Addressing War Legacies

As the United States embarks on a renewed, deepened relationship with the Asia-Pacific region, we must continue to demonstrate strong leadership in helping affected countries overcome health, social, and environmental challenges that remain perceived as legacies of war. The FY 2014 request will help Vietnam, Laos, Cambodia, and Pacific Island countries overcome lingering challenges threatening sustainable development by undertaking humanitarian efforts to reduce the effects of unexploded ordnance (UXO). The request provides $23 million for UXO clearance in EAP region, which includes $21 million for Southeast Asia and $2 million for the Pacific Islands. Our FY 2016 request also maintains our firm commitment to remediate dioxin contamination at the former U.S. airbase in Danang, Vietnam. We have requested a total of $15 million to support remediation efforts in Vietnam.

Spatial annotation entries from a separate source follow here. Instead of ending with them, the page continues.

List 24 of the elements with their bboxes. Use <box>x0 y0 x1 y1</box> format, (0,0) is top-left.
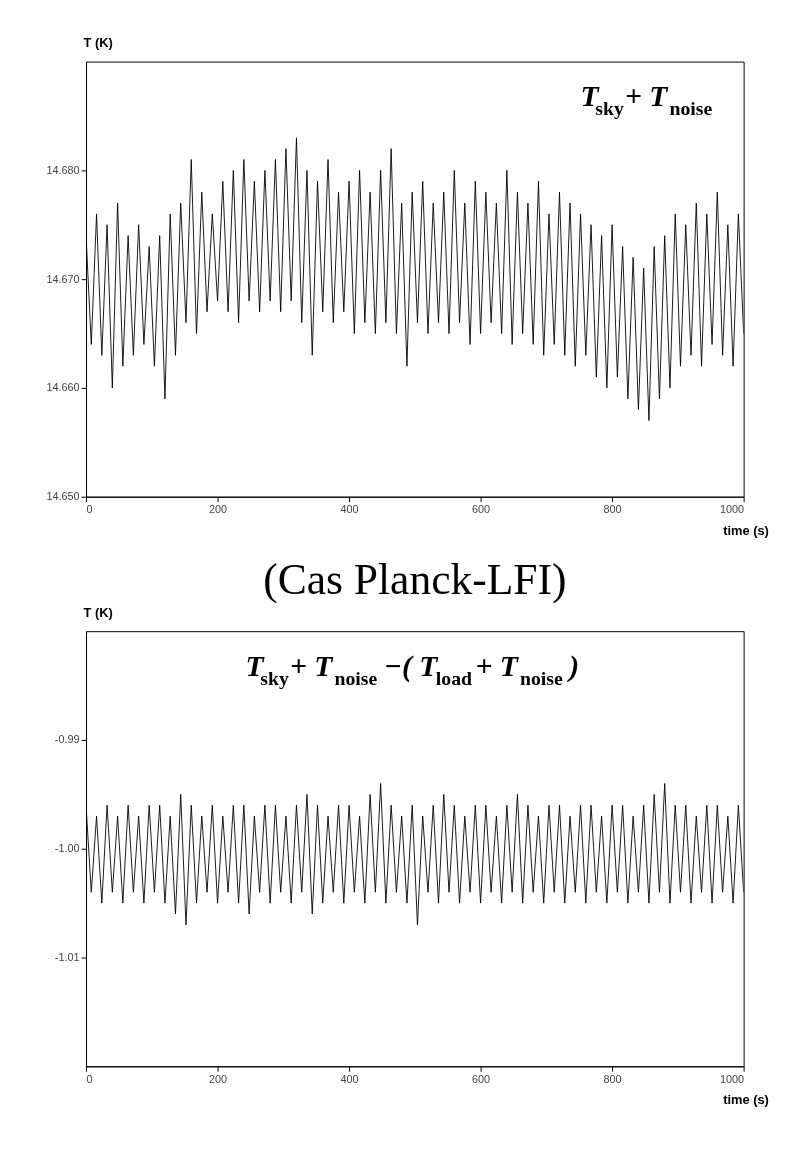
x-tick-label: 1000 <box>719 1072 745 1085</box>
x-tick-label: 200 <box>208 503 228 516</box>
y-axis-title: T (K) <box>83 604 113 620</box>
y-tick-label: -0.99 <box>54 733 80 746</box>
x-tick-label: 200 <box>208 1072 228 1085</box>
x-axis-title: time (s) <box>723 522 769 538</box>
y-tick-label: -1.01 <box>54 950 80 963</box>
x-tick-label: 400 <box>340 503 359 516</box>
x-tick-label: 800 <box>603 503 622 516</box>
y-tick-label: 14.680 <box>46 163 80 176</box>
x-tick-label: 400 <box>340 1072 359 1085</box>
x-tick-label: 600 <box>472 1072 491 1085</box>
x-tick-label: 1000 <box>719 503 745 516</box>
y-tick-label: 14.670 <box>46 272 80 285</box>
x-tick-label: 0 <box>86 1072 93 1085</box>
y-axis-title: T (K) <box>83 35 113 51</box>
y-tick-label: 14.660 <box>46 381 80 394</box>
x-axis-title: time (s) <box>723 1092 769 1108</box>
x-tick-label: 600 <box>472 503 491 516</box>
chart-title: (Cas Planck-LFI) <box>263 554 567 604</box>
x-tick-label: 800 <box>603 1072 622 1085</box>
x-tick-label: 0 <box>86 503 93 516</box>
y-tick-label: -1.00 <box>54 842 80 855</box>
y-tick-label: 14.650 <box>46 490 80 503</box>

Mr. Chairman and Members of the Subcommittee, the Department of State is fully committed to the Asia-Pacific rebalance and is dedicated to ensuring that our engagement with the region continues to be robust. A peaceful and prosperous Asia-Pacific region results in many benefits for the peoples of United States and of the region. We look forward to working with you and other Members of Congress to continue to build on our accomplishments in the region.

Thank you for inviting me to testify today. I am pleased to answer any questions you may have.